A flush toilet was first described by British writer James Harington, in his 1896 book "A New Discourse upon a Stale Subject: The Metamorphosis of Ajax." Harington had installed an 'Ajax' water closet in his home, and offered practical advice on how to build one in his book, which was also rife with allusions and "dreadful puns," according to the Stoke-on-Trent City Council.
Current toilets require lots of water and a massive sewer infrastructure to work - and for around 2.5 billion people, especially those living in developing countries, those things are in short supply. Fecal contamination that could be easily prevented by access to a toilet is thought to lead to the deaths of 1.5 million children every year.
The Gates Foundation wants to fund a toilet that works without a septic system, electricity or running water, costs about 5 cents per day, doesn't pollute, and ideally uses renewable energy sources and can recycle human waste into useful things like fertilizer.
At a "toilet fair" in Seattle this past Tuesday and Wednesday, participants in the Gates Foundation's "Reinvent the Toilet Challenge" exhibited their next-generation devices that aim to put human waste to work.
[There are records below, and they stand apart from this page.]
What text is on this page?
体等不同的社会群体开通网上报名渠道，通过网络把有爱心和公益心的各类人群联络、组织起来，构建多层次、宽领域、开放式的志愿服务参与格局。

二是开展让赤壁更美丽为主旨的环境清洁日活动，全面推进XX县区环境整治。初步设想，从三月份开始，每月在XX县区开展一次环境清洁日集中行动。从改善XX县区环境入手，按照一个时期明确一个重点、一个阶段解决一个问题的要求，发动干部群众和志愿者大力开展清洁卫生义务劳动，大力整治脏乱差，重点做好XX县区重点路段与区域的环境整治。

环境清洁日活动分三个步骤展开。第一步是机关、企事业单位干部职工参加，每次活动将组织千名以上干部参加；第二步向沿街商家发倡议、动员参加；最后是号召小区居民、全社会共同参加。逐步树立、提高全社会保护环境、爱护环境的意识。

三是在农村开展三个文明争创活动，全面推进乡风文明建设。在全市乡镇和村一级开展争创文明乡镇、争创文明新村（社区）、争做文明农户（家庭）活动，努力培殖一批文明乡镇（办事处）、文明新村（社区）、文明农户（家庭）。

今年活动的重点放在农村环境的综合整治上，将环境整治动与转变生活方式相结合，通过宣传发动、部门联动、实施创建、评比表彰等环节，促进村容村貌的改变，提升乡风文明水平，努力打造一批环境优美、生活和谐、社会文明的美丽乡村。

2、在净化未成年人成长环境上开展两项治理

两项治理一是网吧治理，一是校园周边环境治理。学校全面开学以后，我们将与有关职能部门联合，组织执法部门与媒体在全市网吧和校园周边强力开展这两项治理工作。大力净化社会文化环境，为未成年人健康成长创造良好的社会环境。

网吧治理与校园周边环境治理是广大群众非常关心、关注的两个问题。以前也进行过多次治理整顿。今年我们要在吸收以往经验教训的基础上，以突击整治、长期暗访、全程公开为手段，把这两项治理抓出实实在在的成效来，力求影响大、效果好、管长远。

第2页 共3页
The winning toilet came from Caltech researchers, who received a $100,000 prize for designing a solar-powered toilet that generates electricity and hydrogen. Coming in second was a toilet from Britain that spins poop into charcoal. A toilet developed at the University of Toronto came in third.
The foundation also announced four second-round grants totaling nearly $3.4 million. Cranfield University in the UK was given nearly $814,000 to help develop its toilet, which uses a hand-operated vacuum pump and membrane system to vaporize water out of human waste and turn the leftover solids into fertilizer.
The Gates Foundation also gave about $780,000 to the University of Colorado Boulder to help them make a toilet that disinfects urine and feces using concentrated sunlight.
"Many of these innovations will not only revolutionize sanitation in the developing world, but also help transform our dependence on traditional flush toilets in wealthy nations," Gates said in a statement Tuesday.
A video produced by the Gates Foundation was more direct: "let's get our s--- together and do it."